December 2004
Students for Bhopal Justice
Some of them weren’t even born when the fire occurred, but So Cal student activists are keeping the pressure on Dow
The next time you hear cynical adults complaining about the apathy of young people today, tell them about the local representatives of Students for Bhopal. Two student groups are waging advocacy campaigns against Dow Chemical Company in an effort to alleviate the ongoing tragedy in Bhopal, bringing 21st century public relations savvy to the ‘60s creed of thinking globally and acting locally.
At Flintridge Preparatory School in La Cañada Flintridge, students meet at tables by the art building to plan their campaign. Senior Preeti Upadhyaya finds time to lead the group in between writing college applications. Passionate about the people of Bhopal, Upadhyaya clearly articulates her reasons for working so hard to spread the word throughout her school’s student body. “Bhopal is the absolute epitome of the big corporation against a rural village,” she emphasizes. “What really got me interested in working with the Bhopal campaign is the sheer tragedy of the whole ordeal. I think it’s an atrocity that people are still suffering, 20 years after the actual incident.”

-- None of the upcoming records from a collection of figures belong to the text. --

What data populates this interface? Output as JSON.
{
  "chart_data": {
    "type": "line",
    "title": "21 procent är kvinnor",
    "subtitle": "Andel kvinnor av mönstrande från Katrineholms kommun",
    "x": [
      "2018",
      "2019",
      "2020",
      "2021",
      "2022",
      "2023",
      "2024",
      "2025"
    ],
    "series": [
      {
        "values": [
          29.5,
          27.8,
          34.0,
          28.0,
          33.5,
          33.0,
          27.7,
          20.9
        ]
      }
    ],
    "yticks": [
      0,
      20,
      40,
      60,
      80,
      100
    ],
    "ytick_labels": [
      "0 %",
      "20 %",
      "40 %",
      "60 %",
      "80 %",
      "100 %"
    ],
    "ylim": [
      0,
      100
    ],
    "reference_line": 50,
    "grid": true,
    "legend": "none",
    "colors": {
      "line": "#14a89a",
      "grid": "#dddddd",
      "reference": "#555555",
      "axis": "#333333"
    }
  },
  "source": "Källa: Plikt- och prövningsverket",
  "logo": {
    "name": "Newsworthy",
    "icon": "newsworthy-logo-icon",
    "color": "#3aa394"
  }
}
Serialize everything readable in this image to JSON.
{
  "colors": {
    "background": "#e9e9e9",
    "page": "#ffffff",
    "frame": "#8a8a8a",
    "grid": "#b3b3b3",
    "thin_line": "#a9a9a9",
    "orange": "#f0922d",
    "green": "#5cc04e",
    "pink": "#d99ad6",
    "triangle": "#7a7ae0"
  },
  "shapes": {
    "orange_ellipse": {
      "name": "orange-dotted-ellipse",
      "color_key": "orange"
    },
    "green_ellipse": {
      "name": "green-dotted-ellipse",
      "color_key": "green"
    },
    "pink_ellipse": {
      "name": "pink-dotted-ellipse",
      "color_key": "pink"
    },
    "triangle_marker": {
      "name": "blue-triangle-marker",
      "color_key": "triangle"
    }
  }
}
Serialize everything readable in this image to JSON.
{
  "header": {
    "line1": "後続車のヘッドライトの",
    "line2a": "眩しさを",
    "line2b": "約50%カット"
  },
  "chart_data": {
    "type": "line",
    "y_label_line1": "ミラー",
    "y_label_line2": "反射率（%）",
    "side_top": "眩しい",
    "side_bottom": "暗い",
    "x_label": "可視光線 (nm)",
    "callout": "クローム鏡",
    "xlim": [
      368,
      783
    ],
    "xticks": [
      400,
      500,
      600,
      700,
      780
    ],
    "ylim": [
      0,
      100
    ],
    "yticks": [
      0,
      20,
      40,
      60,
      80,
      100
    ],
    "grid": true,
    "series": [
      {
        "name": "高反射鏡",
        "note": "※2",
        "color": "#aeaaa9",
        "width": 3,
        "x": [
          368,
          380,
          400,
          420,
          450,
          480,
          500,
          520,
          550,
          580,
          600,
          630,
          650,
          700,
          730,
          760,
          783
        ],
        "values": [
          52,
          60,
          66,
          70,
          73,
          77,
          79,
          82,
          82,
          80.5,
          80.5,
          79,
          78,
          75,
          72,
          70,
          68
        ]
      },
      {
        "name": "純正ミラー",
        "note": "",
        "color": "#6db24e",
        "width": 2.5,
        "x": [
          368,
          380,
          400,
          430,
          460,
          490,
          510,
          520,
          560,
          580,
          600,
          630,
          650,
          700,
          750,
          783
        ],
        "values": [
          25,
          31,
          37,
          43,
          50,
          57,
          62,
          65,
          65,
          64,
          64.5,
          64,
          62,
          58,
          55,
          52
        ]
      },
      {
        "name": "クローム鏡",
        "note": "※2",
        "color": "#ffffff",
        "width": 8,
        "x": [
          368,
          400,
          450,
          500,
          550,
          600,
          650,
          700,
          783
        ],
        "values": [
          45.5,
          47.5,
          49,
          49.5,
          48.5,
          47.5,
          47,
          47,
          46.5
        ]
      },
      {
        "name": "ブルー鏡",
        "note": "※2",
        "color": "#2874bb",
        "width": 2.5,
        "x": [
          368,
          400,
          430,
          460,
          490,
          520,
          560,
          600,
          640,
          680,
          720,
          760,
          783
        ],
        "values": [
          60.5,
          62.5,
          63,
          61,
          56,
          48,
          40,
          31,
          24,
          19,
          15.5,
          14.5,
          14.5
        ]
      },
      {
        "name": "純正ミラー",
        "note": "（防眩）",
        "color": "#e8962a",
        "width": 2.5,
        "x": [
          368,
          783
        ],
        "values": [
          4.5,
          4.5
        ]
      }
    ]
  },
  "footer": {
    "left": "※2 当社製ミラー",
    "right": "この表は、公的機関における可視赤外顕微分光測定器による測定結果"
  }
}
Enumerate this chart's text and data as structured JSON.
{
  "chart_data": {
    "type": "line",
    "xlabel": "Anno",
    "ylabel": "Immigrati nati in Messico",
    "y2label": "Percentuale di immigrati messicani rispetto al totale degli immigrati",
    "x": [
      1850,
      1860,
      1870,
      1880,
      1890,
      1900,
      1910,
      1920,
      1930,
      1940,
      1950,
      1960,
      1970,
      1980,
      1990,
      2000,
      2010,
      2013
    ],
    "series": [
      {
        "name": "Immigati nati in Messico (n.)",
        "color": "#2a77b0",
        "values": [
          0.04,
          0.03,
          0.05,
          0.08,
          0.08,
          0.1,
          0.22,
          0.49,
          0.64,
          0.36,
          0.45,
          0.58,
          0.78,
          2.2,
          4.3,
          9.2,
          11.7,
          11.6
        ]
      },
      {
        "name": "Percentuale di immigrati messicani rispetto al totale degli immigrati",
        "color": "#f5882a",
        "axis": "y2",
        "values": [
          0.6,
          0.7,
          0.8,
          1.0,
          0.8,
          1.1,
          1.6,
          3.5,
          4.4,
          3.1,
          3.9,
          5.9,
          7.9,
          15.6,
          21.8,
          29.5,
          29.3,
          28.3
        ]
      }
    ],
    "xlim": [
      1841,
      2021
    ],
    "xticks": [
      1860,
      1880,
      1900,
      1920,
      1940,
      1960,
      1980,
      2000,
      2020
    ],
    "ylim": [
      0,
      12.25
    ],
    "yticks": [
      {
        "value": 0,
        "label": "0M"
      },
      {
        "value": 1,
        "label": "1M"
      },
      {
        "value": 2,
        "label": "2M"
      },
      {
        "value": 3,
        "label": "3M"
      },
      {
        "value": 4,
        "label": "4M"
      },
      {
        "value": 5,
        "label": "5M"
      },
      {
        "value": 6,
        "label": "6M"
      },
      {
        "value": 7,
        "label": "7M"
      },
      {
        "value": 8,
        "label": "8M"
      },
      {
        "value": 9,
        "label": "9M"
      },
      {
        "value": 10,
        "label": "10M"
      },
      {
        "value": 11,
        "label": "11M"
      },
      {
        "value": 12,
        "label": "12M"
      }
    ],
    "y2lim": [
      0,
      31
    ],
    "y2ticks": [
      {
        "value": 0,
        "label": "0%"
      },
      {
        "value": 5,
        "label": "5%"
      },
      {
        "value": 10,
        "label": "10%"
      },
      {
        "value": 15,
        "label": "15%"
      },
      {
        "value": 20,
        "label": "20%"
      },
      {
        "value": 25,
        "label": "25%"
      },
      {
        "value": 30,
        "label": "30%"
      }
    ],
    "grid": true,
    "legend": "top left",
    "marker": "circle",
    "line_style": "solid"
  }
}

The Flintridge group has accomplished a great deal in just over a year. They worked with the school’s Amnesty International club to raise $700 for the campaign and hospital in Bhopal. They gathered signatures for a petition demanding that Dow take responsibility for the suffering in Bhopal, and delivered the petition to local Dow board member Jackie Barton. They raised signatures for a petition to Senator Barbara Boxer, asking that she add her signature to a letter addressed to Dow already signed by 18 other legislators. They also delivered a sample of Bhopal water contaminated by Dow/Carbide’s practices to Barton.
At L.A.’s Occidental College, student leader Clayton Perry became involved with Students for Bhopal after he learned that two of Dow’s board members live in the Los Angeles area. (Willie Davis, president of All Pro Broadcasting, Inc., has been on Dow’s board since 1988; Jackie Barton is a professor of chemistry at California Institute of Technology and has been a board member since 1993.) “If we can influence them to give the people of Bhopal justice and humane treatment, that will be a huge leap forward,” Perry notes.
The Occidental group tried to get a meeting with Davis, but their efforts were stonewalled. Never one to give up, Perry followed with a letter and photos to Davis’ office and a 30-minute phone call to one of his employees. “At the end I told her to tell him that if he chooses not to respond to this, he could expect demonstrations at his house and office,” Perry related in a report for Students of Bhopal. “That night I got a call from ‘Dwayne,’ who was probably a lawyer.”
Undeterred, Perry and the Occidental group plan to continue applying pressure until the people in Bhopal get what they need. “I love what I do,” he says. Upadhyaya feels the same. “People are still suffering and dying today,” she observes. “If Dow does nothing to clean up the huge mess they’ve created, people will continue to suffer and die.”